To that woman in Pizza Hut, who I think was with her family, her son and grandson, or maybe her brother and nephew. Who’s son/brother was checking out a woman in leggings. When your grandson/nephew came back to the table and told you “Dad’s watching that woman.” When you smiled at him like this was a little joke. Like this was acceptable behaviour. Because your son/brother is of the generation where objectifying women is not only acceptable but encouraged man to man. Where objectifying women is overlooked by other women as we feel intimidated to stand up and call out this behaviour. Yet men have no issue standing up and cat calling us.
To that woman in Pizza Hut, who’s young male relative noted behaviour of his father, looking to you for your opinion. Your acceptance, your smile, they will form vertebrae of the backbone of how he treats women. They will continue the system we women want to break.

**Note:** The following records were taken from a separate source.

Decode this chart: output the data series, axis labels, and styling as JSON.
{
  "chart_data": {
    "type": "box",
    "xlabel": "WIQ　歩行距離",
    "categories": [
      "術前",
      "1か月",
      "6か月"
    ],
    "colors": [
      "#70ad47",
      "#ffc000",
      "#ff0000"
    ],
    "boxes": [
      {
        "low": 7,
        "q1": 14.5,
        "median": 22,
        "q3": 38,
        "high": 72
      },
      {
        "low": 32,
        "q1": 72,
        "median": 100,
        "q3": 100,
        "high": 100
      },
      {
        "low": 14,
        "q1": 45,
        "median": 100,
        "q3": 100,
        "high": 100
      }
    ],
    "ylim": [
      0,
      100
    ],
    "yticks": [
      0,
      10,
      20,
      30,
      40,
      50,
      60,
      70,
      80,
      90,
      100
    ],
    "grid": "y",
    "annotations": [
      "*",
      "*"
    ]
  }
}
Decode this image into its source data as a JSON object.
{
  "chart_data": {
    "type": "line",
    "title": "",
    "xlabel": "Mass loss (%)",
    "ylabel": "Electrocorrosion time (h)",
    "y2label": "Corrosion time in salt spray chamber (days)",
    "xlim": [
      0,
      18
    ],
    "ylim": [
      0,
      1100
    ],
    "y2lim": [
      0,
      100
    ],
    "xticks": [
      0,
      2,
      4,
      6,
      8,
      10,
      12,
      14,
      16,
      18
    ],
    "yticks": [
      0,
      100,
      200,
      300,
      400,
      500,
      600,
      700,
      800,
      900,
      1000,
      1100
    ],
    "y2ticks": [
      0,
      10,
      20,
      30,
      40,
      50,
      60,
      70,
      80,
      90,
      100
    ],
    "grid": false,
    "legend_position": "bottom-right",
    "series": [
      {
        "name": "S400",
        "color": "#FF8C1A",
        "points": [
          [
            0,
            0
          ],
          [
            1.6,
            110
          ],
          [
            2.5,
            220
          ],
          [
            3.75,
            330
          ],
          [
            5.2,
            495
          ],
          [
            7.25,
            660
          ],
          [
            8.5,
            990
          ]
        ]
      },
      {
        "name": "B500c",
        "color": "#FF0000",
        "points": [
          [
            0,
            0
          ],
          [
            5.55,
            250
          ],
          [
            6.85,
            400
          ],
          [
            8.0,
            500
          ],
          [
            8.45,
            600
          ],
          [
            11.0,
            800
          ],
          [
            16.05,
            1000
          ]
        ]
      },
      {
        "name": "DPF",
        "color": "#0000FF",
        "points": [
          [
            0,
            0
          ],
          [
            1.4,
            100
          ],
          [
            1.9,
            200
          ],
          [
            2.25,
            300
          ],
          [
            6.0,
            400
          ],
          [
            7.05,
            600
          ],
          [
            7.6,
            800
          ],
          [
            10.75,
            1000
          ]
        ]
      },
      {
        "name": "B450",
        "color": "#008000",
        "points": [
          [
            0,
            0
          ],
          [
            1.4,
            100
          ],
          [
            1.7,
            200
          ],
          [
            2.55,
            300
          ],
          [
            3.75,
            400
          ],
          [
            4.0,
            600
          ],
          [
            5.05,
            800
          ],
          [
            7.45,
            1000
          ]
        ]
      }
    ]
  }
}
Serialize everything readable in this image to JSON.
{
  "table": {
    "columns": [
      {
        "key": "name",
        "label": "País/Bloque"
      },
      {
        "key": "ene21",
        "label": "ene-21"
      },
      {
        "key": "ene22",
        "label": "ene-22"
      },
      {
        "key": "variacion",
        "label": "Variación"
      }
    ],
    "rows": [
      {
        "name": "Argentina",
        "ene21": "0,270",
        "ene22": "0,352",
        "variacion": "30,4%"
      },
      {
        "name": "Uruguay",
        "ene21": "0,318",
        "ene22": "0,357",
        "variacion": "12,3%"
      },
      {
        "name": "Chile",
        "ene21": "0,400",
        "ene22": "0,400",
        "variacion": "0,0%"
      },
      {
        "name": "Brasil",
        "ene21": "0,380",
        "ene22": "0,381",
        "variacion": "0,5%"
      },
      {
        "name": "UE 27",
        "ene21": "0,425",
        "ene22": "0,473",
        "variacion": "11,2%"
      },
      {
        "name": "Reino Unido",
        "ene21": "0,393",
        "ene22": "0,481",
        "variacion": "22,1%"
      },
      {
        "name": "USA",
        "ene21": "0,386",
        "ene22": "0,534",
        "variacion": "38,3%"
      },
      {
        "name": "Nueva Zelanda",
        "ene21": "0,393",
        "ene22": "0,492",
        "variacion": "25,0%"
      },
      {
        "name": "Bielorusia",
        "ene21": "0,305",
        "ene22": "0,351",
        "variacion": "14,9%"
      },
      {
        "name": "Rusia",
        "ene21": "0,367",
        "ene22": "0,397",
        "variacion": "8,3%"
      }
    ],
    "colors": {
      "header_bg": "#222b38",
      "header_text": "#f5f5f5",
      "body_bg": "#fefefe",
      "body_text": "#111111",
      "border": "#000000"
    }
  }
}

To that woman in Pizza Hut, this is what I wish I’d said to you. “Please talk to your nephew/grandson about what he saw. Please talk to your nephew/grandson about how it’s not okay. Please talk to him about what he witnessed in an open way, allowing for conversation but making it clear the actions of his father aren’t okay. Please talk to your son/brother about his behaviour. Please talk to him in a way that women from your generation couldn’t imagine having the freedom to talk in. That I wish you now felt you had the freedom to talk in.”
But of course I said none of this. I am a feminist. I am a woman. I am comfortable being in uncomfortable conversations. And yet I let this opportunity pass by. Another globule of cement fixing a sexist brick on this young man’s wall of ideals.